Showing video footage from Michigan’s attack, prosecutors emphasized that many of the attackers’ rhetoric was similar to those at the Capitol — shouting at police officers and calling them “traitors” and “cowards.” Attackers also shouted chants like “Heil Hitler.”
Raskin said the video evidence and published articles proved that Trump never condemned the repeated violence executed by his supporters in Michigan. Instead, the then-president praised the mob attackers and referred to them all as “very good people.”
Lieu said Trump also lied about his role in dealing with the Jan. 6 Capitol attack.
According to Lieu, Trump claimed to have deployed the National Guard once the riot broke out, but he actually called them in two hours later, around 3 p.m. The National Guard did not arrive on-scene until after 5pm.
When the guard was deployed, the Pentagon had released a statement showing the list of individuals who were consulted before deploying the troops. Several people were on that list, including Vice President Mike Pence. President Trump was not on that list, Lieu said.
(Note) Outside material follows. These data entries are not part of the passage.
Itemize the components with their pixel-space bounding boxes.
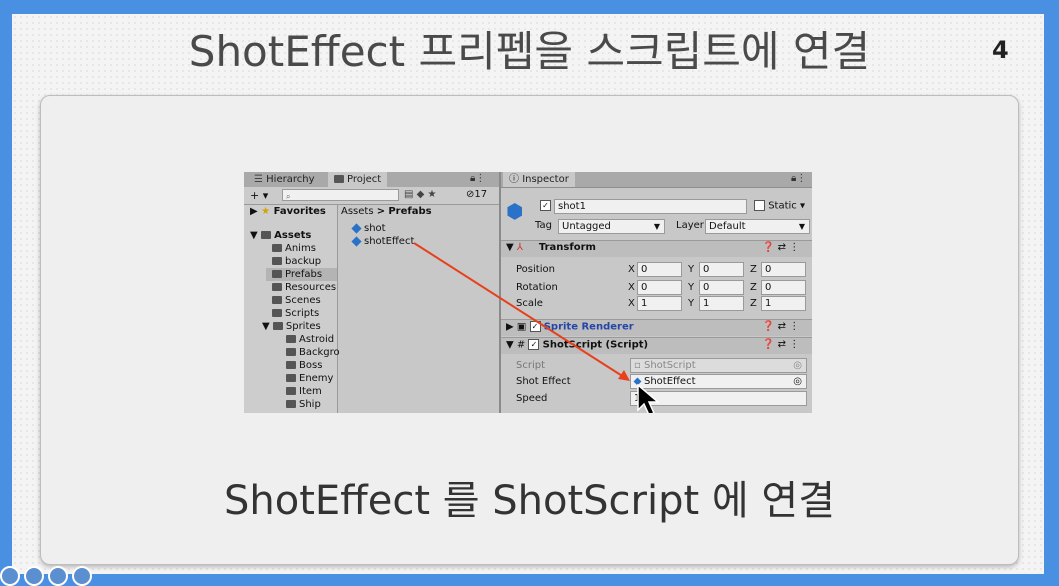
more-icon[interactable] — [48, 566, 68, 586]
page-number: 4 — [992, 36, 1009, 64]
mouse-cursor-icon — [637, 384, 661, 413]
unity-editor-screenshot: ☰ Hierarchy Project 🔒︎⋮ + ▾ ⌕ ▤ ◆ ★ ⊘17 … — [244, 172, 812, 413]
slide-nav — [0, 566, 140, 586]
arrow-line — [413, 242, 628, 380]
menu-icon[interactable] — [24, 566, 44, 586]
next-slide-icon[interactable] — [72, 566, 92, 586]
slide-caption: ShotEffect 를 ShotScript 에 연결 — [224, 478, 835, 524]
drag-arrow — [413, 242, 630, 381]
slide-title: ShotEffect 프리펩을 스크립트에 연결 — [188, 27, 871, 76]
prev-slide-icon[interactable] — [0, 566, 20, 586]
In fact, Lieu said, Trump intended for the insurrection to happen and was “delighted” at the events, going so far as tweeting more derogatory comments about Pence even after he knew his vice president was in danger. It took Trump an entire day after the attack to condemn the violence and actions of his supporters, the congressman said.
“It took President Trump three days before he lowered the flag of the United States of America… President Trump, who was commander-in-chief at the time, did not attend and pay respects to the officer who lay in state in the very building that he died defending,” Lieu added.
Trump’s legal team begins its defense Friday. House managers anticipated that one line of argument would be that Trump’s remarks before the attack were protected by the First Amendment.
But Trump’s violent rhetoric is not protected by the Constitution, Rep. Joe Neguse, D-Colorado, told the senators.
“It’s about his refusal to accept the outcome of the election, and his decision to incite an insurrection and there’s no serious argument that the First Amendment protects that, and it would be extraordinarily dangerous for the United States Senate,” Neguse said.
“We humbly ask you,” Neguse said, “to convict President Trump for the crime which he is overwhelmingly guilty of, because if we pretend this didn’t happen, if it goes unanswered who’s to say it won’t happen again?”
The House managers emphasized that they weren’t seeking a criminal or civil punishment for Trump, but insisted the Senate had to set a precedent that presidents are held accountable for their words and the violence they may cause.
Raskin closed the prosecution’s presentation with slightly updated and revised words of Thomas Paine in his pamphlet The Crisis: “These are the times that try men and women’s souls. The summer soldier and the sunshine patriot will shrink at this moment from the service of their cause and their country, but everyone who stands with us now will win the love and the favor and the affection of every man and every woman for all time. Tyranny, like hell, is not easily conquered; but we have this saving consolation, the more difficult the struggle, the more glorious in the end will be our victory.”
Raskin added: “Good luck in your deliberations.”
After the defense’s presentation, which will be given up to 16 hours, senators will have the opportunity to submit written questions to both sides.